His eyes went over my shoulder, locking on something behind me. I looked as well but only saw the still-open door and his empty wheelchair.
“What is it?” I asked.
“It . . .” He shook his head. “Nothing. It was nothing.”
“I’m sorry I didn’t know what I wanted until now. And that I’ve been jerking you around for months,” I said, remembering what Dallin had told me before.
“Jerking me around?” he asked. “You weren’t. I think we were both testing our feelings. You just seemed to go the opposite way as me.”
I stared at him in front of me, so tall and strong and steady. “I’m glad you’re better, Jeff.”
“Me too.”
“Still friends?”
“Of course,” he said. “You think our other friends would leave the basketball game early with us to get milk shakes?”
“I think our friends do anything you say.”
“I thought so too, but you kind of proved that theory wrong tonight.” He smiled at me. “Or I can take you home.

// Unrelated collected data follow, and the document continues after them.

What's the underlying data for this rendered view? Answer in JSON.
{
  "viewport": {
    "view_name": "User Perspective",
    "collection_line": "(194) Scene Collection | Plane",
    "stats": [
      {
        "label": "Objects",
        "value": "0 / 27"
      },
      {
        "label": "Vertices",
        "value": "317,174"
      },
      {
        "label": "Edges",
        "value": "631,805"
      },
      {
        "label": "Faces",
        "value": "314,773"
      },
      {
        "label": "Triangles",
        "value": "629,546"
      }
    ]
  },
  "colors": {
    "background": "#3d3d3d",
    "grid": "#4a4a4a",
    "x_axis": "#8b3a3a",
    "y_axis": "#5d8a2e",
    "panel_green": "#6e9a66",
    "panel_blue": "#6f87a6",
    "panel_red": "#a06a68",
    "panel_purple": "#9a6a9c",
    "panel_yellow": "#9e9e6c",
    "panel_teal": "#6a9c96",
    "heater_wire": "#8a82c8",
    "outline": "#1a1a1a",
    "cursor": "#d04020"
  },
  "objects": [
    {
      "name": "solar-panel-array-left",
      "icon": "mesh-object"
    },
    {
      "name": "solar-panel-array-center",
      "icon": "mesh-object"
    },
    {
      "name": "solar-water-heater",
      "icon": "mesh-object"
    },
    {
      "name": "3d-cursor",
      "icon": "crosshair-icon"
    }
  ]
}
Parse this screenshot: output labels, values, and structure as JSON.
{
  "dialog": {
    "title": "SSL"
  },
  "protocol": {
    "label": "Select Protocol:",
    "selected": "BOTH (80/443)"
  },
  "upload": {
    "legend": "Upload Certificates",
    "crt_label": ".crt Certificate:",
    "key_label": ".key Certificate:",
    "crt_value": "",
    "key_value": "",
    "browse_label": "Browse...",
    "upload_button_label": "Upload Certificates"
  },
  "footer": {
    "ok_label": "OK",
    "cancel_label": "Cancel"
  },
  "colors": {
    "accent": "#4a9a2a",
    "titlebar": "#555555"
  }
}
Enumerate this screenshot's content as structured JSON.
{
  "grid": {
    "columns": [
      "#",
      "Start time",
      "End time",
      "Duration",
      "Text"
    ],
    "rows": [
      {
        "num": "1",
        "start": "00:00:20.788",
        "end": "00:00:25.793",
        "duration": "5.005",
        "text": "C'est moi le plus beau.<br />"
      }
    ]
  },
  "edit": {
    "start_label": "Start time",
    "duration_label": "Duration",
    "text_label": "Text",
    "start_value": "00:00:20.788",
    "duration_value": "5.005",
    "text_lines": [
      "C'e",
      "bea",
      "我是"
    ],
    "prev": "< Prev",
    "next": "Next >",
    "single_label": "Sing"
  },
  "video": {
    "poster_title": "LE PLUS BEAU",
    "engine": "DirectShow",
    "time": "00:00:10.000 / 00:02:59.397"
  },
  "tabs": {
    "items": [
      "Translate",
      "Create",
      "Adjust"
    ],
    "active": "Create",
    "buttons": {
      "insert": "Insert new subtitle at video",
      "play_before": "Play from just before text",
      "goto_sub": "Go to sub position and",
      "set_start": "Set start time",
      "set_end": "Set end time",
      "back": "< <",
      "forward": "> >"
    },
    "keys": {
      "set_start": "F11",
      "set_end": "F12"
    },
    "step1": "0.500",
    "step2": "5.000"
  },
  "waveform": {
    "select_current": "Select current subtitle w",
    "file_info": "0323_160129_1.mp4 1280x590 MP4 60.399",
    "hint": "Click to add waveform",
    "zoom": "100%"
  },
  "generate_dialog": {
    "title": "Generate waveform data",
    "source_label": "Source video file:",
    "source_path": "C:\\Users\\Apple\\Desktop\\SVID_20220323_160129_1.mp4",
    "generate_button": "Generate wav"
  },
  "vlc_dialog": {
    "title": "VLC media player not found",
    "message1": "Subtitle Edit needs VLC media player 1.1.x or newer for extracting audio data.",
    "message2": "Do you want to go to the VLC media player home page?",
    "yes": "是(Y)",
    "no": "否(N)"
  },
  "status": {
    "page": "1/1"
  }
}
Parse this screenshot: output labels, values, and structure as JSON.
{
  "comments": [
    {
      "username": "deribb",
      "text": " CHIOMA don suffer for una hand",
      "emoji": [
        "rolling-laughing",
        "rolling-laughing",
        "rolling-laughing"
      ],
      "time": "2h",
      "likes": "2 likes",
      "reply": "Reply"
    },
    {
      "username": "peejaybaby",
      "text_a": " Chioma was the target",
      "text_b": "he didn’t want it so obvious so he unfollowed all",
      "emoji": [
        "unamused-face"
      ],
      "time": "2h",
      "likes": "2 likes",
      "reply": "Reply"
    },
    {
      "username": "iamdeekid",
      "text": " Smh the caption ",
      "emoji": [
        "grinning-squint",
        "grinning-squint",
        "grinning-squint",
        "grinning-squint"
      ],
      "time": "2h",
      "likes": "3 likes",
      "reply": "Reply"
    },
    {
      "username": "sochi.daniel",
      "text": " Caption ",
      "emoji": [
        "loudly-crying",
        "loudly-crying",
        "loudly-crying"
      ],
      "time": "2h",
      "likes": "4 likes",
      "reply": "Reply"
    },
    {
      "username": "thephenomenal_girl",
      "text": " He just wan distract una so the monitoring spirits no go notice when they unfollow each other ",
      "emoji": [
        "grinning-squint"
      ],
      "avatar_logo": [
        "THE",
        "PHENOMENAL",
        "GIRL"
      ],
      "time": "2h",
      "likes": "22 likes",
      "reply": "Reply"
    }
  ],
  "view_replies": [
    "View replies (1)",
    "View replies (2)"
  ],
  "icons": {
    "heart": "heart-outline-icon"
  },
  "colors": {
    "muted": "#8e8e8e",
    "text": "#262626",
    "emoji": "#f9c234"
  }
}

Would you rather go home?”
I thought about that, analyzed how I felt. A weight seemed to be lifted off my shoulders and chest, and I felt better than I had in a while. “No, I want to go to Iceberg.”
An hour later we were all sitting around a long table eating our shakes and fries at Iceberg. I tapped my cup on the table to get everyone’s attention. “Sorry I didn’t tell you all.”
Lisa put her hand on my arm. “You should’ve. We love you no matter what.” The rest of my friends called out saying various versions of that sentiment.
“Thank you.” It was hard to remember what I’d been so scared of. Being treated differently? Lack of acceptance? I was the one who hadn’t accepted myself for who I was. I was the one who needed to be comfortable in my own skin. I hoped I could do that moving forward.
Lisa cleared her throat from beside me and said under her breath, “Look who just walked in.”
I did look. It was Dax. I was stuck in the middle of the table on the bench side, unable to get out. Not that I was anxious to.
Dax walked by where the nine of us were sitting and up to the register.
“I have a confession to make,” Jeff said quietly from my other side.
“What?”
“He saw us earlier in the greenhouse.”
“What?”
“When we almost kissed. He probably thought we did kiss from that angle. I thought I was protecting you by not saying anything.”